The party said it was surprised by the statement credited to Mr Sagay.
“It is true that a petition was filed against the Senator at the EFCC by an Abuja-based lawyer soon after Senator Akpabio left office as our state Governor in 20I5.
“These cases were thoroughly investigated by the agency. The petitioner then withdrew the petition when he could not substantiate his allegations and the EFCC could not establish the veracity of the allegations in the petition.
“In that case, we note that Prof. Sagay was patently wrong in his assertion about the nomination of Senator Akpabio,” the APC said in a statement from its spokesperson in the state, Nkereuwem Enyongekere.
The party congratulated Mr Akpabio and thanked the president for the nomination.
The EFCC in 2015 quizzed Mr Akpabio, for at least two days, over multi-billion naira fraud allegation against him.

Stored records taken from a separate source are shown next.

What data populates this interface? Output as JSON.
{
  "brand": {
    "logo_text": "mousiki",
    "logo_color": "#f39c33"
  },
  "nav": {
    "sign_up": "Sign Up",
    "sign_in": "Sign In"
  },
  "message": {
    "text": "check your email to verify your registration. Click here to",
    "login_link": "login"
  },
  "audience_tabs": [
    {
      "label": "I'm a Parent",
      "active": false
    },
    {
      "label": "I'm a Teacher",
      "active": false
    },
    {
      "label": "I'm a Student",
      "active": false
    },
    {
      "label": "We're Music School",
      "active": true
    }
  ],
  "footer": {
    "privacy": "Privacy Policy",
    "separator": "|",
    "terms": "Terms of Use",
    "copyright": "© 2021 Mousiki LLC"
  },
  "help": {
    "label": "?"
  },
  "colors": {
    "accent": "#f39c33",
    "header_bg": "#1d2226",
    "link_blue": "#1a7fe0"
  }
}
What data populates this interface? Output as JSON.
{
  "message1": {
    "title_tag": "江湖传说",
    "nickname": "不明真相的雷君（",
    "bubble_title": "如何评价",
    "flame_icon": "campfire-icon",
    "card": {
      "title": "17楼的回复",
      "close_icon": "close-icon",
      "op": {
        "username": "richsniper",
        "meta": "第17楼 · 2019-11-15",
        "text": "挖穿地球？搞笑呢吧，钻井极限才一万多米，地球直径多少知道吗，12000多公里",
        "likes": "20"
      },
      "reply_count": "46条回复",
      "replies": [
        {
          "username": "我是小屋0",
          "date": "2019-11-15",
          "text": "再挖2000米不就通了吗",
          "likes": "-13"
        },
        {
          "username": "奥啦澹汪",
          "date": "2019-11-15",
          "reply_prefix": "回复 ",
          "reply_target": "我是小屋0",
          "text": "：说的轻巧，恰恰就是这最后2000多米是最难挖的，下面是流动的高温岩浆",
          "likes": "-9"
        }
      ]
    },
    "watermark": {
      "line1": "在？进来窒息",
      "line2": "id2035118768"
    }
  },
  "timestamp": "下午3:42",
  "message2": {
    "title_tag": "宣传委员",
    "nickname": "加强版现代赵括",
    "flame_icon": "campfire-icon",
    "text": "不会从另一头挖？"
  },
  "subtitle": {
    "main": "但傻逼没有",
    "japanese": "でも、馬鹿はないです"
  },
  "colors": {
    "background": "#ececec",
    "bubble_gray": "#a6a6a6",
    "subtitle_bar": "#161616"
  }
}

Mr Akpabio was alleged to have committed the fraud when he was the governor of Akwa Ibom.
Leo Ekpenyong, the Abuja-based lawyer, whose petition prompted the EFCC’s investigation against Mr Akpabio, declined comment on the matter when PREMIUM TIMES contacted him, Friday evening.
Mr Akpabio in August 2018 resigned his position as Senate minority leader and defected from the opposition Peoples Democratic Party (PDP) to the ruling APC.
He, however, failed to win re-election to the Senate in the last general election and is challenging the election result at the election petition tribunal.